ALEMTUZUMAB
DACLIZUMAB
DIMETHYL FUMARATE
NATALIZUMAB
TERIFLUNOMIDE
- Action to be taken: Monitor therapy, interaction unlikely
- Rationale: Little is known about metabolism of alemtuzumab. As alemtuzumab is a recombinant humanised protein, the expected metabolic pathway is proteolysis. Furthermore there are no studies of pharmacodynamic or pharmacokinetic drug interactions performed with alemtuzumab. However based on its expected metabolism, alemtuzumab is an unlikely candidate for cytochrome P450 mediated drug-drug interactions.
DACLIZUMAB
- Action to be taken: No action needed, interaction unlikely
- Rationale:Daclizumab is eliminated via proteolysis, target-mediated elimination, and nonspecific endocytosis, and is not expected to undergo renal elimination. Daclizumab has no effect on CYP450 enzymes such as CYP1A2, CYP2C9, CYP2C19, CYP2D6, and CYP3A. Therefore no dosage adjustments are needed when medications that are substrates for these enzymes are concomitantly given with daclizumab.
DIMETHYL FUMARATE
- Action to be taken: None
- Rationale: Dimethyl fumarate is extensively metabolized by esterases before it reaches the systemic circulation.
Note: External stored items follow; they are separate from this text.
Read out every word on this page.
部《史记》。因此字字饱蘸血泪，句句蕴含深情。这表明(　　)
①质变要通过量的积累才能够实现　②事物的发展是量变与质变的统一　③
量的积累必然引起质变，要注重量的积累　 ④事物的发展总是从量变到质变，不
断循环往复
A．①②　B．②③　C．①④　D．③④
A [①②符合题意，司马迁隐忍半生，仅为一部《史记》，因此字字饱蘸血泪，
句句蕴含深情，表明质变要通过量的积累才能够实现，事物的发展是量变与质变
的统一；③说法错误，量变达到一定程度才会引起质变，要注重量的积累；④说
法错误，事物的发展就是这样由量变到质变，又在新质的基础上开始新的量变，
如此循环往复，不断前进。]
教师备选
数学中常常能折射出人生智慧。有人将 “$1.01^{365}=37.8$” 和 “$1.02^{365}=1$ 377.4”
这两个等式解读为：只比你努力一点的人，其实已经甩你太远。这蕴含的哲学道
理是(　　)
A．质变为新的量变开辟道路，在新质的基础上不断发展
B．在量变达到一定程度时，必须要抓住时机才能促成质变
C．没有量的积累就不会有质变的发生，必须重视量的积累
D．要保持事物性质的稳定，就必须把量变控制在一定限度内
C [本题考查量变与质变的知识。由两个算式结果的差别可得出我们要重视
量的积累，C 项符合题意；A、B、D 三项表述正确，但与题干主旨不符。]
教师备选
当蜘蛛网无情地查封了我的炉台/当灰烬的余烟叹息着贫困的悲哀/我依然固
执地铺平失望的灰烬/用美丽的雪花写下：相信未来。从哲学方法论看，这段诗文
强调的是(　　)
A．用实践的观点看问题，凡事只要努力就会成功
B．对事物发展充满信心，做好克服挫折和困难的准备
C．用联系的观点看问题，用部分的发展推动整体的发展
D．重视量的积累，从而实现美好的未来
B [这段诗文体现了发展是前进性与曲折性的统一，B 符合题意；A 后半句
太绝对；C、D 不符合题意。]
Further metabolism of it occurs through the tricarboxylic acid (TCA) cycle, with no involvement of the cytochrome P450 (CYP) system. No potential drug interactions with dimethyl fumarate or MMF were identified in in vitro CYP inhibition and induction studies, or in P-glycoprotein studies.
NATALIZUMAB
- Action to be taken: Monitor therapy, interaction unlikely
- Rationale: Little is known about metabolism of natalizumab. As natalizumab is a partially humanized monoclonal antibody, the expected clearance pathway is Fc-mediated phagocytosis. There are no studies evaluating cytochrome P450 mediated drug -drug interactions with natalizumab. However based on its proteinous nature its not expected to interact with CYP450 enzyme substrates.
TERIFLUNOMIDE
- Action to be taken: Monitor for possible side effects of cannabis, adjust dose
- Rationale: Teriflunomide is not metabolized by Cytochrome P450 enzymes. In vivo and in vitro data has shown that Teriflunomide may increase exposure of drugs that are metabolized by CYP2C8 and decrease exposure of drugs metabolized by CYP1A2. In vitro data has shown that certain cannabinoids and their metabolites are potential CYP1A2 and CYP2C8 substrates. Although this may be a minimal pathway of metabolism, there still could be a potential for interaction. There was an increase in mean repaglinide Cmax and AUC, following repeated doses of teriflunomide and a single dose of 0.25 mg repaglinide. The magnitude of interaction could be higher at the recommended repaglinide dose. Therefore, monitoring patients with concomitant use of drugs metabolized by CYP2C8, is recommended as they may have higher exposure. Furthermore repeated doses of teriflunomide decreased mean Cmax and AUC of caffeine (CYP1A2 substrate) by 18% and 55% respectively, suggesting that teriflunomide may be in vivo a weak inducer of CYP1A2. Therefore, patients should be monitored when teriflunomide is coadministered with drugs metabolized by CYP1A2, as the efficacy of such drugs could be reduced.
References
- Tacfidera(dimethyl fumarate) package insert. Biogen Idec Inc. Cambridge, MA 2014
- Aubagio (teriflunomide) package insert. Genzyme Corporation. Cambridge, MA 2012
- Lemtrada (alemtuzumab) package insert. European Medicines Agency, 2013
- Tran JQ, Othman AA, Wolstencroft P, Elkins J. Therapeutic protein–drug interaction assessment for daclizumab high‐yield process in patients with multiple sclerosis using a cocktail approach. British Journal of Clinical Pharmacology. 2016;82(1):160-167. doi:10.1111/bcp.12936.
- Tysabri (natalizumab) Scientific Discussion. European Medicines Agency, 2006
- Watanabe K, Yamaori S, Funahashi T, et al. Cytochrome P450 enzymes involved in the metabolism of tetrahydrocannabinols and cannabinol by human hepatic microsomes. Life Sci. 2007;80:1415-1419.
- Stout SM, Cimino NM. Exogenous cannabinoids as substrates, inhibitors, and inducers of human drug metabolizing enzymes: a systematic review. Drug Metab Rev. 2014;46:86-95.